1L’épisode de la crise sanitaire traversée depuis le printemps 2020 a non seulement eu un impact considérable sur nos vies personnelles, familiales et professionnelles, à l’échelle de la planète, mais a également généré un grand nombre d’études et de recherches pour en comprendre les conséquences. En France, de nombreuses enquêtes ont été initiées pour apprécier ces bouleversements, parmi lesquelles on peut mentionner les projets Sapris (Santé, pratiques, relations et inégalités sociales), EpiCov (Enquête nationale sur l’épidémie du Covid-19) [2] ou encore Coconel [3] (Coronavirus et confinement : enquête longitudinale). Ces enquêtes, entre autres, permettent de saisir l’importance qu’a pris la cohabitation dans le même logement, associée à l’absence de rencontres physiques, ce que l’on a bien figuré par le terme de « confinement », ainsi que les différents modes d’habiter du logement, domestique et familial, bien sûr, mais aussi scolaire, professionnel, ludique, voire sportif. Les contributions de ce numéro organisent cette mise en lumière autour de deux axes, le premier montrant comment les personnes confinées ont habité ou fait usage de leur logement, le deuxième saisissant le confinement comme révélateur d’inégalités et de tensions.

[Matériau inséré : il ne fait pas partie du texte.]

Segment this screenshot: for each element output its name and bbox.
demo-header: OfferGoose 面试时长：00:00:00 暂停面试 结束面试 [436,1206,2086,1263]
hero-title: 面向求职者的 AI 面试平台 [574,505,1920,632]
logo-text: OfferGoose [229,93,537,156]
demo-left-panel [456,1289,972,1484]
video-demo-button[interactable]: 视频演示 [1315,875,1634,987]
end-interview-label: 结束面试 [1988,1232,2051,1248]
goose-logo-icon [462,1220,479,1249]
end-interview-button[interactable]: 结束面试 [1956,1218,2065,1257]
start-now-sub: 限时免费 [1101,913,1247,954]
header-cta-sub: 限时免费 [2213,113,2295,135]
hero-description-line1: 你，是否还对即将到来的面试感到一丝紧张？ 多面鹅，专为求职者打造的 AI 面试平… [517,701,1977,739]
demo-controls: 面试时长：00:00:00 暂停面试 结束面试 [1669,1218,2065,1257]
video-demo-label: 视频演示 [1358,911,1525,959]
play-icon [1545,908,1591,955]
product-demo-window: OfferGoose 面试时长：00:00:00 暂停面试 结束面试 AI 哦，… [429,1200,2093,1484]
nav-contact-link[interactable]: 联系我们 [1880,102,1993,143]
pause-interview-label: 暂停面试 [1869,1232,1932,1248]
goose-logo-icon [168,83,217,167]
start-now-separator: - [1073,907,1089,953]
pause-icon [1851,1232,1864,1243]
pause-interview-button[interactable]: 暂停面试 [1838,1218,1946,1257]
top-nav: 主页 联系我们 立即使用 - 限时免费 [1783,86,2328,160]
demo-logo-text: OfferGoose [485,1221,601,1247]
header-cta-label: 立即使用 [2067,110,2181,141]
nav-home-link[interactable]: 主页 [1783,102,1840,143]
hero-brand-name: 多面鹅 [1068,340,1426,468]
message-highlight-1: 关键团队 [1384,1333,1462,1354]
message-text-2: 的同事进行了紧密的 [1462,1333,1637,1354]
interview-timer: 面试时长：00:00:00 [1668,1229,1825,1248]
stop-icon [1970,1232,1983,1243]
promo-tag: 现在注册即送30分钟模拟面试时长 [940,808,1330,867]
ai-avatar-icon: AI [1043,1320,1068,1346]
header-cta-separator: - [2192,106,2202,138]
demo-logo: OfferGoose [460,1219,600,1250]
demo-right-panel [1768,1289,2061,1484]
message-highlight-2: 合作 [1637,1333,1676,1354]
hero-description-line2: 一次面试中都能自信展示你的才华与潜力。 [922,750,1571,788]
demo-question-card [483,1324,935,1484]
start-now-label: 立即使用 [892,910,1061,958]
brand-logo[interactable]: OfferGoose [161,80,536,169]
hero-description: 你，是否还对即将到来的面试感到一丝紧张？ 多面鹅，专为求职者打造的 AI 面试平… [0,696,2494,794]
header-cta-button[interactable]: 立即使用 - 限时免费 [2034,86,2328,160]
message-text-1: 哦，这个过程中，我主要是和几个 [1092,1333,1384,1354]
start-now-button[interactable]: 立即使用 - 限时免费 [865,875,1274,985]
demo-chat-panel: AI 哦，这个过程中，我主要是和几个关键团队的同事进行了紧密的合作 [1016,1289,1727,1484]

2Ce dossier thématique regroupe quatre articles scientifiques, un article de synthèse, deux articles d’études, un article de méthodologie et cinq comptes rendus [4]. Il permet d’appréhender le logement en situation de confinement sous différents angles. Les articles sont fondés sur des enquêtes réalisées en France ou en Suisse. Ancrés empiriquement, ils emploient des méthodes quantitatives et/ou qualitatives par observations ethnographiques ou entretiens.
Des usages du logement
3Avec le confinement, la mobilité quotidienne est réduite, voire inexistante, et la « résidence principale » prend tout son sens, quelle que soit la forme d’habitat. En période de confinement ou non, les usages du logement et les modes d’habiter rendent compte de la relation de l’habitant à l’espace (Lefebvre, 1970). Expérience spatiale individuelle mais aussi familiale, relationnelle et collective, elle participe à l’élaboration des places dans la famille, le logement étant le lieu dans lequel « s’identifient non seulement le groupe familial, mais également l’individu à l’intérieur de ce groupe » (Bonvalet, 1991, p. 169). Le logement est inscrit dans « l’espace de vie », où l’individu effectue ses activités : lieux de passage et de séjour, mais également tous les lieux avec lesquels il est en rapport (Courgeau, 1988). En réduisant les déplacements pour se rendre au travail, à l’école, au lycée, à l’université et en imposant des limites aux sorties pour faire ses courses et pour se divertir ou faire du sport, le confinement restreint considérablement l’espace de vie. Pour faire face à cette réduction, de nouvelles manières de vivre son logement sont développées. Cependant, la perception du confinement comme contrainte et confiscation de liberté n’est pas la seule ressentie, ces perceptions et ces manières d’habiter étant très hétérogènes.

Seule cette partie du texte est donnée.